Nasc provides a third party Racism Reporting Mechanism. If you have been a victim of or a witness to a racist incident, you can call us on (021) 427 3594, or email email@example.com.
Nasc logs all racist incidents reported to us on our database and on the national third party reporting system – iReport – operated by ENAR Ireland.
We also offer support and redress for victims of racism. If you wish to make a report, one of our staff will meet with you in Nasc’s office. During the appointment, we will ask you some questions about the incident to help you make a decision about your options. All information is confidential.
If you have been a victim of or witness to a racist incident that involved a physical assault or any other incident of a criminal nature, you can report it to An Gardaí Síochána (Police Officers in Ireland). In Cork, the main Garda station can be contacted at (021) 452 2000. The address is Anglesea Street Garda Station, Anglesea Street, Cork City. The emergency telephone number is 999 or 112.
Legislation and Nasc’s Third Party Role
Though there is currently no law in Ireland specifically targeting ‘racially motivated crime’, you should inform the Gardaí if you believe the incident was racist in nature. It may be used as an aggravating factor in any later court cases. You can also report any racist incident to Nasc’s Racist Reporting Mechanism.
Many racist incidents may not be considered a crime under current legislation – for example if someone makes a racist comment on the street or online. For that reason, there is no official mechanism for An Garda Síochána to record such an incident. However, Cork’s Community Gardaí are keenly aware that they need to know what is going on in their city.
Nasc have developed a mechanism through which we can record any incident of racism and report it to the local Gardaí, whether it constitutes a crime or not. If it turns out that your experience constitutes discrimination under the Equality Acts, we will let you know what you can do about it. We can also assist should you wish to make a complaint about a member of the Gardaí or about racial profiling.
Nasc operates using the ‘Macpherson definition’ of a racist incident – that is, if the victim believes the incident was racist. This victim-centred definition comes from the official Inquiry into the murder of Stephen Lawrence in the UK and is widely accepted as the most appropriate operating definition.
Why Report Racism?
Have you ever experienced racist abuse or witnessed a racist incident? Have you ever wondered whether anyone cares that this is happening? Perhaps you wondered whether it was an isolated event or part of a bigger pattern?
We at Nasc know that these are common questions. This is why we campaign on the issue of racism and why we operate our third party Racism Reporting Mechanism. Nasc is also an active member of the European Network Against Racism Ireland (ENAR Ireland), which is affiliated to the European Network Against Racism.
ENAR Ireland has developed a system through which racist incidents in Ireland, wherever they are reported, will be recorded in a central database. This allows ENAR Ireland and its members to provide evidence to policy makers in Ireland that racism is a reality that needs to be taken seriously.

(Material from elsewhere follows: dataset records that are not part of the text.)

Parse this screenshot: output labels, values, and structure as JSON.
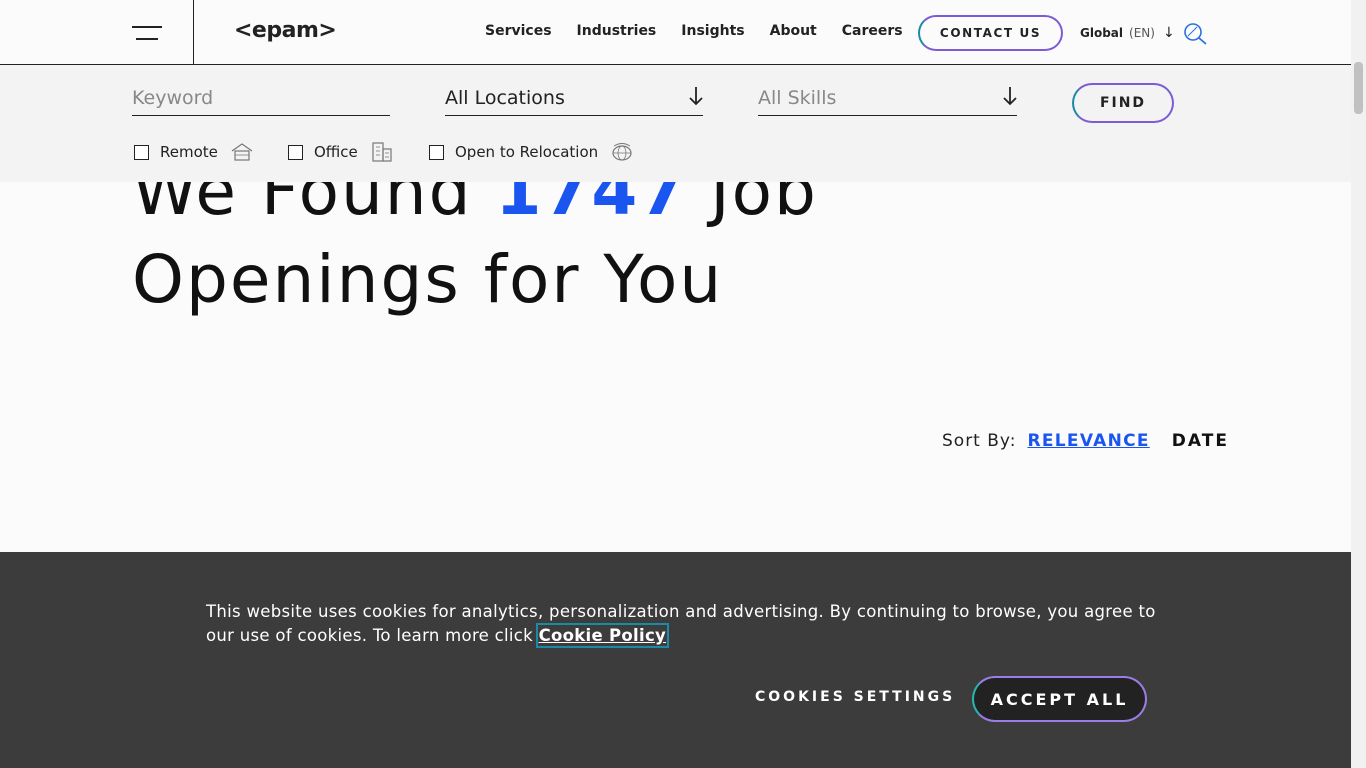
{
  "header": {
    "logo": "<epam>",
    "nav": [
      "Services",
      "Industries",
      "Insights",
      "About",
      "Careers"
    ],
    "contact_label": "CONTACT US",
    "global_label": "Global",
    "global_code": "(EN)"
  },
  "filters": {
    "keyword_placeholder": "Keyword",
    "location_value": "All Locations",
    "skills_placeholder": "All Skills",
    "find_label": "FIND",
    "checkboxes": [
      {
        "label": "Remote",
        "checked": false,
        "icon": "house-icon"
      },
      {
        "label": "Office",
        "checked": false,
        "icon": "building-icon"
      },
      {
        "label": "Open to Relocation",
        "checked": false,
        "icon": "globe-icon"
      }
    ]
  },
  "heading": {
    "prefix": "We Found",
    "count": "1747",
    "suffix": "Job",
    "line2": "Openings for You"
  },
  "sort": {
    "label": "Sort By:",
    "relevance": "RELEVANCE",
    "date": "DATE",
    "active": "RELEVANCE"
  },
  "cookie": {
    "message": "This website uses cookies for analytics, personalization and advertising. By continuing to browse, you agree to our use of cookies. To learn more click ",
    "policy_link": "Cookie Policy",
    "settings_label": "COOKIES SETTINGS",
    "accept_label": "ACCEPT ALL"
  },
  "colors": {
    "accent_blue": "#1a55f0",
    "gradient_teal": "#1a8aa8",
    "gradient_purple": "#7c5cd6",
    "banner_bg": "#343434"
  }
}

By reporting the incident, you’ll help ENAR Ireland to:
- understand how often racist incidents occur in Ireland
- understand who’s really experiencing racism
- in some cases, if you’re willing, take action against the people responsible, to try to ensure incidents like it can’t happen again
Any information reported to ENAR Ireland will of course remain entirely confidential. You can report an incident to ENAR Ireland through Nasc, or simply go online and report it yourself at iReport.